FPコラム
ファイナンシャルプランナーによる金融商品に関するコラムです。
【山本俊成 第40回】「共有」で所有している不動産の相続の問題点
不動産は、預貯金や株式等と違い分割するが難しい資産です。相続が発生した際に、財産の大半が不動産で、それを特定の相続人にそれを相続させるとなると、相続人間に不公平感が生じることになります。相続の問題は、財産がたくさんあるご家庭に限った話ではないのです。
ある特定の人に不動産を相続させることが難しい場合、相続人間で「共有」という形態をとる方法があります。「共有」とは、相続人各人が共有する不動産全体について共有持分に応じた権利を所有している状態のことをいいます。

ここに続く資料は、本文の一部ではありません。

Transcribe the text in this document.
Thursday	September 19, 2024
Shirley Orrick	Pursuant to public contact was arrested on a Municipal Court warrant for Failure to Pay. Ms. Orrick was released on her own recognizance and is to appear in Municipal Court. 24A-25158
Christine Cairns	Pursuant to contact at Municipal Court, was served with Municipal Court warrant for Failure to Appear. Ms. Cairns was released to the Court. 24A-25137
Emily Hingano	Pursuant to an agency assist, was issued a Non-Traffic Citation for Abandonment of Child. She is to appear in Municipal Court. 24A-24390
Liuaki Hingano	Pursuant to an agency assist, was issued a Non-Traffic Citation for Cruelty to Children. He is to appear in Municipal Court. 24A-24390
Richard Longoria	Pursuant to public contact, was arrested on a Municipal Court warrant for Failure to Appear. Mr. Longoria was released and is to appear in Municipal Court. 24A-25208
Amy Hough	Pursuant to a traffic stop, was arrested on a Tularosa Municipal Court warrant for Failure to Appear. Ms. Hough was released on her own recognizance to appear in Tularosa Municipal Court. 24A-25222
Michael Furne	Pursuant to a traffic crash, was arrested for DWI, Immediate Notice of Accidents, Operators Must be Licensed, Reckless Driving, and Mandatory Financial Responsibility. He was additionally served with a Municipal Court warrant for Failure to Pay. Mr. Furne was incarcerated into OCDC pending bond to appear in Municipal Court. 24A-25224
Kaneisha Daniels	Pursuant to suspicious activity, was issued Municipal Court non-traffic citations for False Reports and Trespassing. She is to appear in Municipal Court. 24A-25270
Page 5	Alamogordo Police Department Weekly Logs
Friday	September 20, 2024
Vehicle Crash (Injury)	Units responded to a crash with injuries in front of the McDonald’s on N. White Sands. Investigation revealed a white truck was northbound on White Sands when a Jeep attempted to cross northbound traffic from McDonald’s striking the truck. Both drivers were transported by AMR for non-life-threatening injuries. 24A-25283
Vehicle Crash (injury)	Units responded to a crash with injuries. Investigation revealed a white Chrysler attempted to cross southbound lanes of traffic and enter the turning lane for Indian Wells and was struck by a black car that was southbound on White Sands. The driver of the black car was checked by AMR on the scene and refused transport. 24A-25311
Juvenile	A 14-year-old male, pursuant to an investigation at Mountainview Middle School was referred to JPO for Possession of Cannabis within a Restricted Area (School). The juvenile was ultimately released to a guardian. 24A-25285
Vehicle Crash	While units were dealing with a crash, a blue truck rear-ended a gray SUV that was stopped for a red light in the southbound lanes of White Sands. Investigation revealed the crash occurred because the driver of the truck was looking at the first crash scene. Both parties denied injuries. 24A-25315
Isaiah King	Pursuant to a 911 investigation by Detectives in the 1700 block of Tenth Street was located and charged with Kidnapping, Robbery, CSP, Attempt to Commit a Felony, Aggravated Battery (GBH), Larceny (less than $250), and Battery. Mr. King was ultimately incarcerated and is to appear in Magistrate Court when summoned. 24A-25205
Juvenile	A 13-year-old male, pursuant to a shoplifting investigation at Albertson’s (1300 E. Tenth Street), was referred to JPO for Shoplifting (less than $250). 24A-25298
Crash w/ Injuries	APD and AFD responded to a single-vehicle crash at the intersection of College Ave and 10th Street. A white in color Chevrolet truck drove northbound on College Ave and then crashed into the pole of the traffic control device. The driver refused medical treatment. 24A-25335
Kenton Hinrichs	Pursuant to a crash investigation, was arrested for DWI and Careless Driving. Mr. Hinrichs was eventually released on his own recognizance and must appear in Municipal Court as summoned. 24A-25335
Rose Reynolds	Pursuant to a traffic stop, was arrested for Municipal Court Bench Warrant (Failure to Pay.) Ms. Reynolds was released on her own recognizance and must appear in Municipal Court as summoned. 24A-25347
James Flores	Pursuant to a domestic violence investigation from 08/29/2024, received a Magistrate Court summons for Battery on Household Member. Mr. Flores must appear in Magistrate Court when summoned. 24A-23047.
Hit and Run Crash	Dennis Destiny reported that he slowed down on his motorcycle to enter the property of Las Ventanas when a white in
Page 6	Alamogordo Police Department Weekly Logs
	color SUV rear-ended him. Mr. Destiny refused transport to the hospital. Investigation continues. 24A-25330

しかし、「共有」では、各人が物理的にどの部分を所有しているかは明確にはなりません。そこで、「共有」を選択する際に事前にふまえておきたい点があります。それは、将来、共有不動産全体の売却や建物の建て替えをする際には、共有者全員の同意が必要となる点です。
共有者のうち誰か一人の都合だけでは、不動産全体を動かすことはできません。つまり、安易に共有という形態を選択すると、将来トラブルが発生する恐れがあるということです。
また、「持分」という形で所有する権利を有しているので、利用していなくても固定資産税等の負担は生じます。共有の状態を放置し、相続を繰り返していていくと、複雑な所有形態になることもあります。
相続人が複数いるような場合は、なるべく共有にすることは避け、「誰にどの不動産を遺すのか」といったことは事前に決めておくことが望ましいといえます。